以下、実施の形態1との相違点を中心に、昇降路の定期検査支援システムの構成を説明する。実施の形態1と同一又は相当する部分には同一の符号を付して、一部の説明を省略する。
【0046】
図3は、実施の形態2における昇降機の定期検査支援システムの一例を示す構成図である。
【0047】
図3に示すように、実施の形態2において、定期検査支援システムは、携帯端末14を備える。携帯端末14は、例えば、ノートパソコン、スマートフォン又はタブレット端末等である。携帯端末14は、定期検査支援装置1と通信可能である。携帯端末14と定期検査支援装置1との間の通信は、有線通信であっても無線通信であってもよい。
【0048】
図3に示すように、携帯端末14は、清掃状況評価部3、操作部5、報知部6、報知制御部7、推定部8、判定部9及びカメラ10を有する。つまり、実施の形態2において、カメラ10は、携帯端末14に内蔵されている。
【0049】
図3に示すように、携帯端末14は、記憶部15を有する。記憶部15は、判定対象データ13を記憶する。つまり、実施の形態2では、第2記憶部として記憶部15が用いられる。閾値データ12は、定期検査支援装置1の記憶部2及び携帯端末14の記憶部15に記憶されている。記憶部15に記憶された閾値データ12は、例えば、記憶部2からコピー又はダウンロードされたものである。
【0050】
実施の形態2において、カメラ10、第2記憶部、判定部9、報知部6及び報知制御部7は、携帯端末14に設けられている。第2記憶部は、カメラ10で撮影された画像を判定対象データ13に含めて記憶する。このため、実施の形態2によれば、検査者は、清掃状況の良否についての自身の判断基準が他の検査者の判断基準と異なっていることを、定期検査を実施している現場で認識できる。これにより、迅速且つ効率的に、検査者に良否判断結果を再検討させることができる。その結果、昇降機における清掃対象となる箇所の清掃状況の良否判断結果に生じるばらつきを抑制することができる。
【0051】
実施の形態1及び2において、第1記憶部は、例えば、画像に写っている箇所の種類を示す情報を蓄積データ11に含めて記憶する。閾値設定部4は、例えば、昇降機における清掃対象となる箇所の種類ごとに、清掃状況の良否判断の閾値を設定する。この場合、清掃対象となる箇所の種類ごとに異なる汚れ方の特徴が反映された閾値を設定できる。その結果、より高い精度で、清掃状況の良否についての判断基準が複数の検査者の間で異なっていることを検出できる。
【0052】
実施の形態1及び2において、第1記憶部は、例えば、画像に写っている箇所の清掃状況の良否判断を行った検査者の識別情報を蓄積データ11に含めて記憶する。
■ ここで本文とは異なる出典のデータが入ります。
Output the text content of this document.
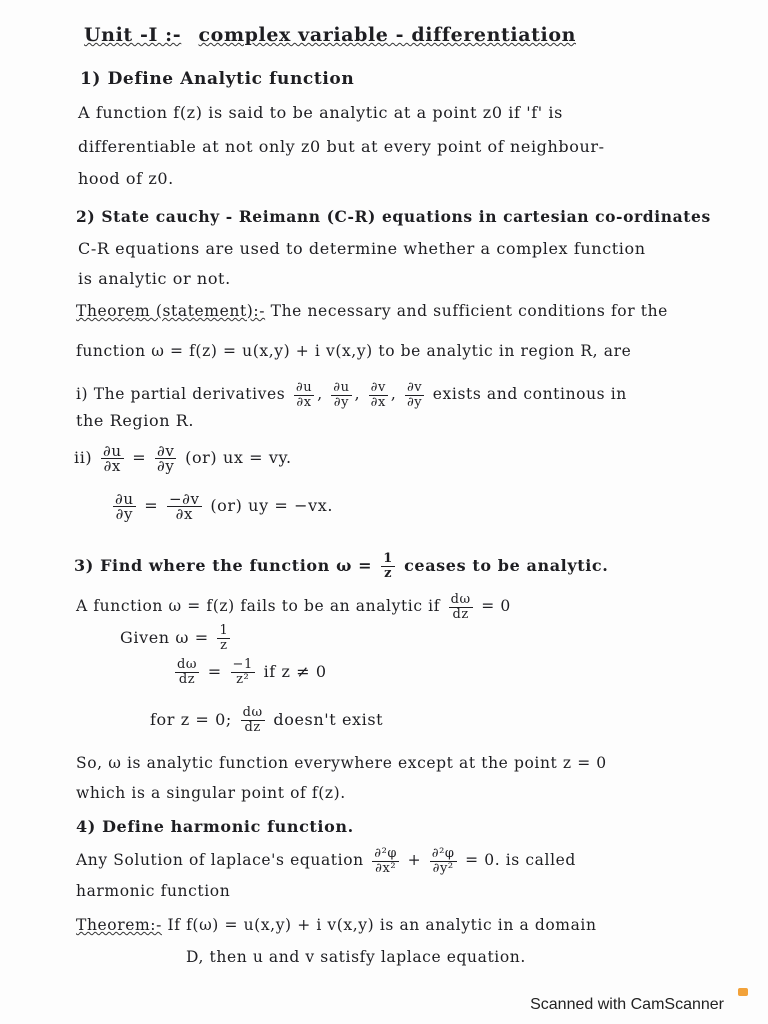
Unit -I :- complex variable - differentiation
1) Define Analytic function
A function f(z) is said to be analytic at a point z0 if 'f' is
differentiable at not only z0 but at every point of neighbour-
hood of z0.
2) State cauchy - Reimann (C-R) equations in cartesian co-ordinates
C-R equations are used to determine whether a complex function
is analytic or not.
Theorem (statement):- The necessary and sufficient conditions for the
function ω = f(z) = u(x,y) + i v(x,y) to be analytic in region R, are
i) The partial derivatives $\frac{\partial u}{\partial x}$ , $\frac{\partial u}{\partial y}$ , $\frac{\partial v}{\partial x}$ , $\frac{\partial v}{\partial y}$ exists and continous in
the Region R.
$ii) \frac{\partial u}{\partial x} = \frac{\partial v}{\partial y} (or)$ ux = vy.
$\frac{\partial u}{\partial y} = \frac{-\partial v}{\partial x} (or)$ uy = −vx.
3) Find where the function $\omega = \frac{1}{z}$ ceases to be analytic.
A function ω = f(z) fails to be an analytic if $\frac{d\omega}{dz} = 0$
Given $\omega = \frac{1}{z}$
$\frac{d\omega}{dz} = \frac{-1}{\text{z²}}$ if z ≠ 0
for z = 0; $\frac{d\omega}{dz}$ doesn't exist
So, ω is analytic function everywhere except at the point z = 0
which is a singular point of f(z).
4) Define harmonic function.
Any Solution of laplace's equation $\frac{\text{∂²φ}}{\text{∂x²}} + \frac{\text{∂²φ}}{\text{∂y²}} = 0$. is called
harmonic function
Theorem:- If f(ω) = u(x,y) + i v(x,y) is an analytic in a domain
D, then u and v satisfy laplace equation.
Scanned with CamScanner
閾値設定部4は、例えば、過去の定期検査を実施した検査者ごとに、清掃状況の良否判断の閾値を設定する。この場合、検査者は、熟練した他の検査者の判断基準を参考にすることで、清掃状況の良否判断について効率的に学習することができる。
【0053】
実施の形態1及び2における定期検査支援システムは、エレベーター以外の昇降機に適用してもよい。定期検査支援システムは、例えば、エスカレーターに適用してもよい。この場合、清掃対象となる箇所は、例えば、トラスの上部、トラスの中間部及びトラスの下部等である。
【0054】
図4は、定期検査支援装置のハードウェア構成図である。
【0055】
定期検査支援装置1における記憶部2、清掃状況評価部3、閾値設定部4、操作部5、報知部6、報知制御部7、推定部8及び判定部9の各機能は、処理回路により実現される。処理回路は、専用ハードウェア50であってもよい。処理回路は、プロセッサ51及びメモリ52を備えていてもよい。処理回路は、一部が専用ハードウェア50として形成され、更にプロセッサ51及びメモリ52を備えていてもよい。
図4は、処理回路が、その一部が専用ハードウェア50として形成され、プロセッサ51及びメモリ52を備えている場合の例を示している。
【0056】
処理回路の少なくとも一部が、少なくとも1つの専用ハードウェア50である場合、処理回路は、例えば、単一回路、複合回路、プログラム化したプロセッサ、並列プログラム化したプロセッサ、ASIC、FPGA、又はこれらを組み合わせたものが該当する。
【0057】
処理回路が少なくとも1つのプロセッサ51及び少なくとも1つのメモリ52を備える場合、記憶部2、清掃状況評価部3、閾値設定部4、操作部5、報知部6、報知制御部7、推定部8及び判定部9の各機能は、ソフトウェア、ファームウェア、又はソフトウェアとファームウェアとの組み合わせにより実現される。ソフトウェア及びファームウェアはプログラムとして記述され、メモリ52に格納される。プロセッサ51は、メモリ52に記憶されたプログラムを読み出して実行することにより、各部の機能を実現する。プロセッサ51は、CPU(Central Processing Unit)、中央処理装置、処理装置、演算装置、マイクロプロセッサ、マイクロコンピュータ、DSPともいう。メモリ52は、例えば、RAM、ROM、フラッシュメモリー、EPROM、EEPROM等の、不揮発性又は揮発性の半導体メモリ、磁気ディスク、フレキシブルディスク、光ディスク、コンパクトディスク、ミニディスク、DVD等が該当する。
【0058】
このように、処理回路は、ハードウェア、ソフトウェア、ファームウェア、又はこれらの組み合わせによって、定期検査支援装置1の各機能を実現することができる。なお、携帯端末14の各機能も、
図4に示す処理回路と同様の処理回路により実現される。